(photo: Paul Bowman)
Neil Young! Bucket list gig. I have been loving Neil Young since 1978. My friend Rab nicked Zuma and American Stars ’N Bars from his sister’s ex boyfriend and two teenage boys were off on their Young adventure. That adventure has taken a few forks in the road but it is always Neil Young.
That he was in Belfast meant it had to be done. A first live gig from an artist I had loved for almost 40 years. BUT… which Neil would turn up? If it’s a one Neil gig in a lifetime then will it live up to the legend. The jury was out. The latest record, The Monsanto Years, was loud. There have been gigs almost entirely of feedback. Arc is always in the back of the mind!
A glance at the recent Glasgow set list was pre-gig encouraging. When Young sat down at the piano and started After The Gold Rush I left behind any lingerings fears and for the next 3 hours basked. Truthfully if he’d left the stage after that first song I’d have been a happy boy. Three hours later and I was exhilarated. Even now the next day I am living in the after glow.
The first thing that struck me three lines in to After The Gold Rush was that his voice is strong. We have a lot of ageing rock heroes these days and the voice is always a concern, Neil Young obviously has his own version of voice, one that I have loved, and it was strong.
The acoustic set was crowd pleasing to say the least with Heart of Gold, Needle and The Damage Done and Comes A Time all ringing up frayed and flared denim days.
Mother Earth (Natural Anthem) was the first of many times tonight that I was awakened to songs in my collection that I had not paid enough, if any, attention too. Neil sits down at a pump organ, a miniature of any old Presbyterian organ pipes and all with candles either side (ok that makes it ecumenical!!!) and starts the tune of When I Survey The Wondrous Cross. Mother Earth is a hymn and it sounded sacred and beautiful.
That earth theme was a thread throughout. From “mother nature’s on the run in the twenty first century” of After The Goldrush through Mother Earth to Seed Justice and After The Garden Neil Young was fighting for The Earth.
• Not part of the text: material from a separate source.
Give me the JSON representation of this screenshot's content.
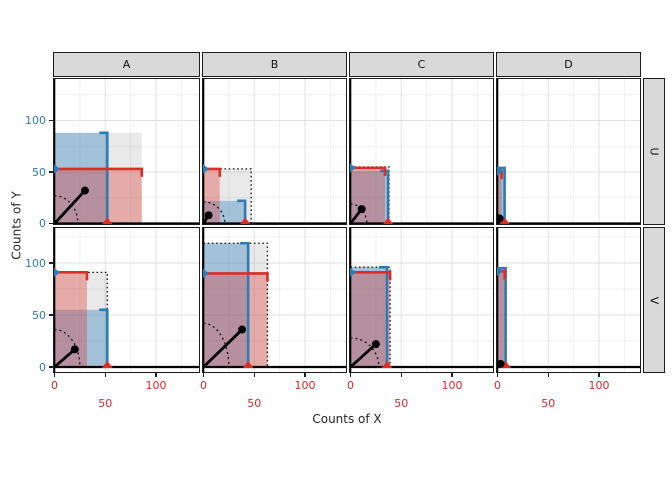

It was even written across his t-shirt. It was a pioneering concern in the early 70s. It is now a planet crisis. Young is doing his bit!
Six songs in and Young is joined by Promise of the Real fronted by Lukas and Micah Nelson, sons of Willie! Well, what a revelation! The recent record they made with with Young, Monsanto Years which was represented here by Rules For Change was rough and loose but tonight was anything but. These boys can play. It was like they took 40 years off Young’s age and then dragged some of Young’s best songs 40 years down the road and made them absolutely contemporary and crucial in 2016.
It was the harmonies that shone first. On Hold Back The Tears, one of my personal favourite young songs, it was like The Eagles had taken Linda Ronstadt’s part. Then the musicianship kicked in and the guitar playing was mesmerising. The drumming subtle both in its whack and its gentle touch. The energy these guys gave a 70 year old legend was palpable.
The revelation for me was when the guitars turned up and the solos began to stretch out. This was what I was still basking in a day later. I expected to take the noise to love the acoustic but actually it was songs I hadn’t taken enough time over for thirty years that really connected. Country Home, Mansion On The Hill and Love and Only Love from Ragged Glory were utterly glorious. Again it was the subtlety beneath the noise that sneaked through to my soul. the guitar trade offs were long for sure but the precision and beauty surprised me. Some of this elongated crescendo finishes were somehow gentle and powerful all at once. I don’t think i ever heard anything quite like it!
So the fear about the set list? There should have been no fear. Indeed I wonder if this was as good a Neil Young gig as there had been in a while. He did three full hours and from checking through set lists it looks about 25 minutes and a few songs longer than anything else he has done recently. We got Down By The River and Vampire Blues, even Buffalo Springfield’s Mr Soul. Yes, it might have been 70s heavy in song choice but no one was complaining. It was well loved songs without the obvious hits.
If you had told me that I would come away from a Neil Young gig and play Weld on the school run the next morning I’d have laughed. So laughing I am. It was so much better than a bucket list tick and so much better than I ever imagined. It was utterly sublime. It was Neil Young and The Promise of the Real. The promise was fulfilled!